Podemos pensar que estas apreciaciones de valor, gracias a la inteligencia artificial (IA) y a la conectividad, están todavía lejos de toda proyección industrial y por consiguiente más cercanas a una película de sci-fi.


Pensemos por ejemplo en el V2G o el vehicle to grid, es decir el vehículo cuya batería servirá para almacenar corriente eléctrica y librarla a nuestros hogares cuando la necesitamos o cuando nos convenga, una vez atendidas las necesidades de movilidad. Por ahora estos vehículos solo tienen factible esta opción en un entorno doméstico. Ahora bien, cuando llegue el momento que este tipo de vehículo lo podamos conectar en la red eléctrica de la empresa, la oficina, el parking público o en la misma calle, en nuestras actividades diarias y cuotidianas, la electricidad almacenada en exceso en su batería, comprada a un precio económico en horario nocturno o suministrada por nuestras placas solares domésticas, la podremos vender a un precio más elevado en momentos de alta demanda eléctrica. Este nuevo valor de uso del vehículo V2G, gracias a su doble sentido de conectividad, sin duda compensará económicamente su depreciación.

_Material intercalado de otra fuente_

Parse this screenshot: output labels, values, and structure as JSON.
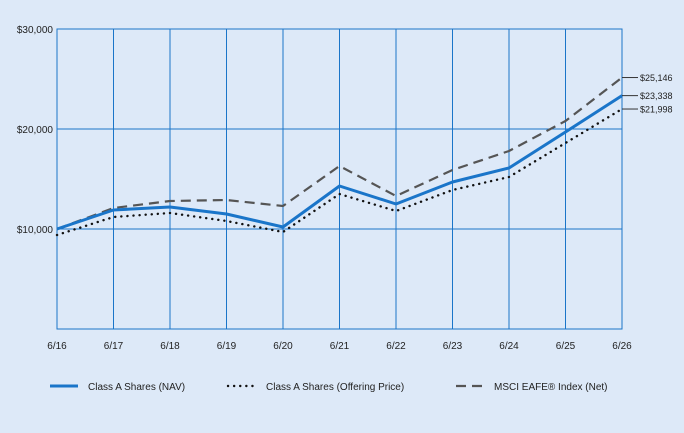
{
  "chart_data": {
    "type": "line",
    "x": [
      "6/16",
      "6/17",
      "6/18",
      "6/19",
      "6/20",
      "6/21",
      "6/22",
      "6/23",
      "6/24",
      "6/25",
      "6/26"
    ],
    "yticks": [
      {
        "value": 10000,
        "label": "$10,000"
      },
      {
        "value": 20000,
        "label": "$20,000"
      },
      {
        "value": 30000,
        "label": "$30,000"
      }
    ],
    "ylim": [
      0,
      30000
    ],
    "grid": true,
    "legend_position": "bottom",
    "colors": {
      "background": "#dde9f8",
      "grid": "#1a75c9",
      "nav": "#1a75c9",
      "offering": "#111111",
      "index": "#555555"
    },
    "series": [
      {
        "name": "Class A Shares (NAV)",
        "style": "solid",
        "values": [
          10000,
          11900,
          12200,
          11500,
          10200,
          14300,
          12500,
          14700,
          16100,
          19700,
          23338
        ],
        "end_label": "$23,338"
      },
      {
        "name": "Class A Shares (Offering Price)",
        "style": "dotted",
        "values": [
          9400,
          11200,
          11600,
          10800,
          9700,
          13500,
          11800,
          13900,
          15200,
          18600,
          21998
        ],
        "end_label": "$21,998"
      },
      {
        "name": "MSCI EAFE® Index (Net)",
        "style": "dashed",
        "values": [
          10000,
          12100,
          12800,
          12900,
          12300,
          16300,
          13300,
          15900,
          17800,
          20800,
          25146
        ],
        "end_label": "$25,146"
      }
    ]
  }
}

Otro supuesto son por ejemplo los motores de propulsión de aviones (jet engines) de Rolls Royce. Esta compañía ha conseguido servitizar sus motores de forma tal que, con el uso de la tecnologías IoT y ML realiza un mantenimiento predictivo de los mismos (en pleno vuelo incluso). De esta manera, como más horas de vuelo tienen, más fiables devienen y menos es deprecian, todo gracias a la conectividad i al ML.